Les troubles dys

En finir avec les idées reçues

Note de lecture de Jacques Van Rillaer - SPS n°325, juillet / septembre 2018

Les troubles dys
En finir avec les idées reçues
Alain Moret - Dunod, 2018, 288 pages, 26,50 €

Des aphasies et autres troubles « a », consécutifs à des traumatismes chez des adultes, ont été étudiés depuis la deuxième moitié du XIXe siècle. Paul Broca, avec l’étude anatomique de l’aphasie (1861) qui porte son nom, est le pionnier de ce qu’on appelle aujourd’hui la neuropsychologie. Ce n’est qu’un siècle plus tard qu’ont débuté les recherches sur des troubles qui apparaissent dès le jeune âge, troubles baptisés « dys ». Les premières études ont porté sur la dysphasie (trouble du langage oral) et la dyslexie (trouble du langage écrit). Ont ensuite été étudiés la dysgraphie (difficulté de gestes), la dyscalculie (difficulté à calculer) et le syndrome dys-exécutif (plusieurs troubles : attention, mémoire de travail, inhibition). Les recherches ont permis des avancées décisives depuis une vingtaine d’années. Toutefois ces troubles sont encore très souvent mal diagnostiqués et non traités comme il le faudrait. Ils sont fréquemment étiquetés « troubles de l’apprentissage » ou « trouble du déficit de l’attention », quand ce n’est pas « autisme ».

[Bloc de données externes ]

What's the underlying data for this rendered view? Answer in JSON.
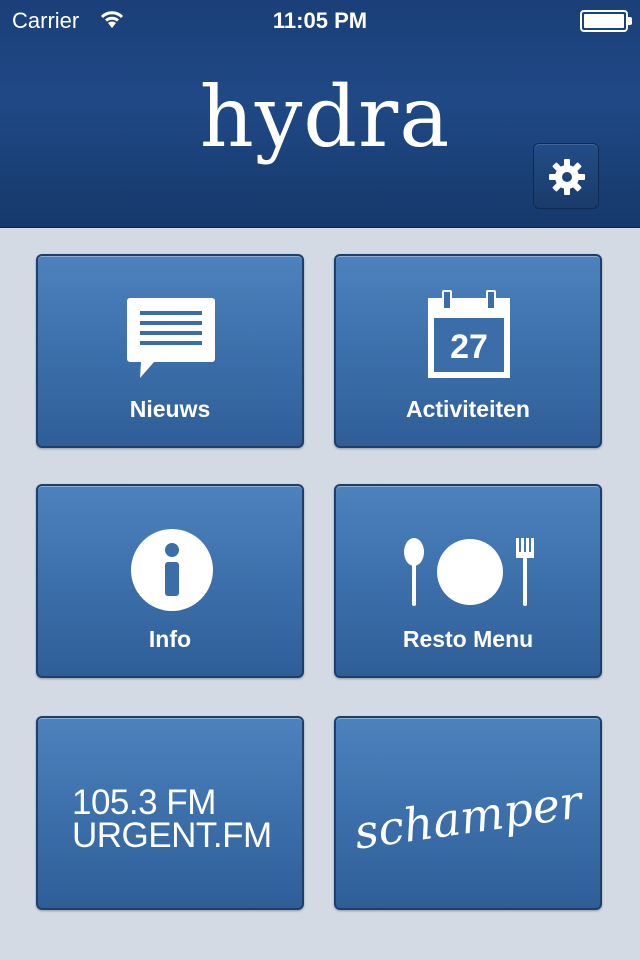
{
  "status_bar": {
    "carrier": "Carrier",
    "time": "11:05 PM",
    "wifi_icon": "wifi-icon",
    "battery_icon": "battery-icon",
    "battery_level": 1.0
  },
  "header": {
    "logo_text": "hydra",
    "settings_icon": "gear-icon"
  },
  "tiles": [
    {
      "label": "Nieuws",
      "icon": "news-message-icon"
    },
    {
      "label": "Activiteiten",
      "icon": "calendar-icon",
      "calendar_day": "27"
    },
    {
      "label": "Info",
      "icon": "info-icon"
    },
    {
      "label": "Resto Menu",
      "icon": "plate-cutlery-icon"
    },
    {
      "label": "",
      "icon": "urgent-fm-logo",
      "line1": "105.3 FM",
      "line2": "URGENT.FM"
    },
    {
      "label": "",
      "icon": "schamper-logo",
      "text": "schamper"
    }
  ],
  "colors": {
    "header_bg": "#1f4985",
    "tile_bg": "#3b6ea9",
    "page_bg": "#d3dae3",
    "text": "#ffffff"
  }
}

On est encore loin d’un consensus sur l’étiologie et le traitement, surtout en France. Les neuropsychologues considèrent les « dys » comme des handicaps, des atypies développementales liées à un déficit de réseaux spécifiques de neurones. Ils estiment qu’il faut procéder à des apprentissages ciblés, méthodiques et répétés de tâches segmentées, sollicitant peu de fonctions cognitives à la fois. Pour les psychanalystes, les troubles « dys » sont des symptômes de conflits affectifs inconscients, des « marques de jouissances » (sic) qu’il faut laisser s’exprimer. Pour eux, « raboter » ces troubles par des « dressages » est « une technique despotique », une « entreprise de normalisation ».

L’auteur forme, à l’université de Bourgogne, des étudiants qui enseigneront à des enfants handicapés. Il prend clairement position dans « la guerre des psys » en consacrant plusieurs dizaines de pages à démonter les arguments des psychanalystes. Il n’expose pas ici en détail les procédures de diagnostic et de traitement. Pour cela, on peut consulter les publications de l’auteure de sa préface, le Dr Michèle Mazeau, spécialiste renommée de neuropsychologie1. L’objectif du présent ouvrage est l’analyse des obstacles au traitement des enfants « dys » et à leur « inclusion » dans l’école.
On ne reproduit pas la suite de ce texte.